Haidi Hong

Haidi Hong

Master of Economics (2017)

Haidi Hong is a regulatory analyst with the Independent Competition and Regulatory Commission, an ACT price regulator that promotes the wellbeing of the ACT community through its regulatory and consumer protection activities and provides advice to the ACT Government on a wide range of matters. In this role, he develops pricing models for electricity, water and sewerage – drawing on knowledge and skills developed through his PhD research.

Haidi completed a Master of Economics in 2017 at ANU before undertaking his PhD studies in price-regulation and economic growth. During his PhD studies, he worked as a Research Assistant at the Research School of Economics (RSE), focusing macroeconomics, energy economics and regulatory economics.

2 August 2022

What is your PhD project and why did you choose to work on this?

My PhD project is on price regulation and macro-economic growth. I observed the goods shortage caused by inappropriate price regulation and decided to figure out what the effect of price regulation on gross product is.

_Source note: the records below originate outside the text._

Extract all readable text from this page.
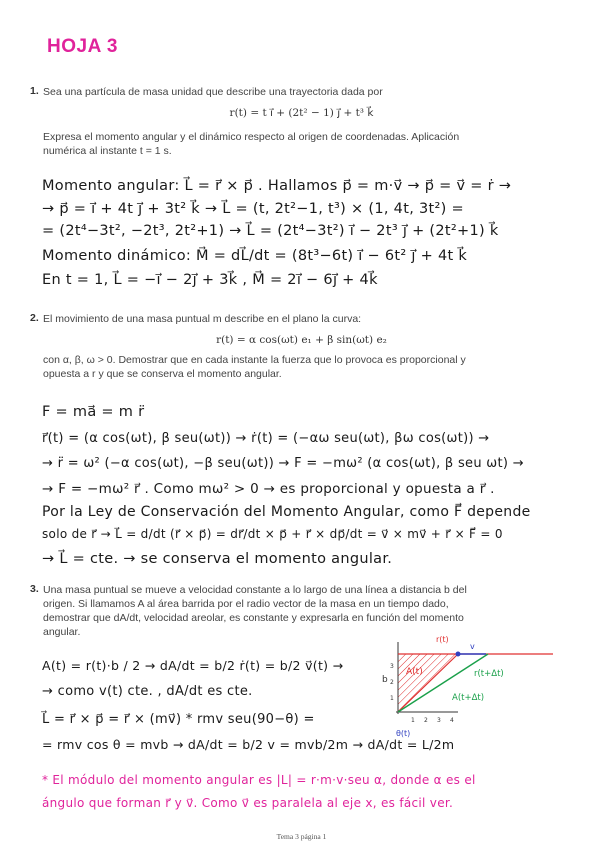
HOJA 3
1. Sea una partícula de masa unidad que describe una trayectoria dada por
r(t) = t i⃗ + (2t² − 1) j⃗ + t³ k⃗
Expresa el momento angular y el dinámico respecto al origen de coordenadas. Aplicación
numérica al instante t = 1 s.
Momento angular: L⃗ = r⃗ × p⃗ . Hallamos p⃗ = m·v⃗ → p⃗ = v⃗ = ṙ →
→ p⃗ = i⃗ + 4t j⃗ + 3t² k⃗ → L⃗ = (t, 2t²−1, t³) × (1, 4t, 3t²) =
= (2t⁴−3t², −2t³, 2t²+1) → L⃗ = (2t⁴−3t²) i⃗ − 2t³ j⃗ + (2t²+1) k⃗
Momento dinámico: M⃗ = dL⃗/dt = (8t³−6t) i⃗ − 6t² j⃗ + 4t k⃗
En t = 1, L⃗ = −i⃗ − 2j⃗ + 3k⃗ , M⃗ = 2i⃗ − 6j⃗ + 4k⃗
2. El movimiento de una masa puntual m describe en el plano la curva:
r(t) = α cos(ωt) e₁ + β sin(ωt) e₂
con α, β, ω > 0. Demostrar que en cada instante la fuerza que lo provoca es proporcional y
opuesta a r y que se conserva el momento angular.
F = ma⃗ = m r̈
r⃗(t) = (α cos(ωt), β seu(ωt)) → ṙ(t) = (−αω seu(ωt), βω cos(ωt)) →
→ r̈ = ω² (−α cos(ωt), −β seu(ωt)) → F = −mω² (α cos(ωt), β seu ωt) →
→ F = −mω² r⃗ . Como mω² > 0 → es proporcional y opuesta a r⃗ .
Por la Ley de Conservación del Momento Angular, como F⃗ depende
solo de r⃗ → L⃗ = d/dt (r⃗ × p⃗) = dr⃗/dt × p⃗ + r⃗ × dp⃗/dt = v⃗ × mv⃗ + r⃗ × F⃗ = 0
→ L⃗ = cte. → se conserva el momento angular.
3. Una masa puntual se mueve a velocidad constante a lo largo de una línea a distancia b del
origen. Si llamamos A al área barrida por el radio vector de la masa en un tiempo dado,
demostrar que dA/dt, velocidad areolar, es constante y expresarla en función del momento
angular.
A(t) = r(t)·b / 2 → dA/dt = b/2 ṙ(t) = b/2 v⃗(t) →
→ como v(t) cte. , dA/dt es cte.
L⃗ = r⃗ × p⃗ = r⃗ × (mv⃗) * rmv seu(90−θ) =
= rmv cos θ = mvb → dA/dt = b/2 v = mvb/2m → dA/dt = L/2m
* El módulo del momento angular es |L| = r·m·v·seu α, donde α es el
ángulo que forman r⃗ y v⃗. Como v⃗ es paralela al eje x, es fácil ver.
1 2 3 4
1
2
3
r(t)
A(t)
v
r(t+Δt)
A(t+Δt)
θ(t)
b
Tema 3 página 1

How will you celebrate the achievement of this important milestone?

I plan to take one day off, revisit the ANU campus and say thank you to the CBE staff for their generous support during my PhD journey. I will celebrate with my supervisors and RSE fellows.

What are the top three things you wish you had known when you started your PhD journey?

Publication is important for an academic career; teaching is most important for long-tern career prospects at ANU; PhD degrees are a real value-add to your industry career.

What is your next adventure? If you have started a job, please tell us how you found the opportunity, and what the recruitment process involved.

I’m currently working at the Independent Competition and Regulatory Commission. The Commission’s goal is to protect consumers and businesses in the ACT and regulate market competition. My role involves developing the pricing model of electricity, water and sewerage, a job that relates closely to my PhD research.

When I was applying for industry jobs, I browsed the job vacancies on the ACT government’s website. My recruitment process was:

  • submission
  • candidates short-listed for interview
  • the interview
  • the notification of outcome.

In general, it takes two months or so to finalise the recruitment process.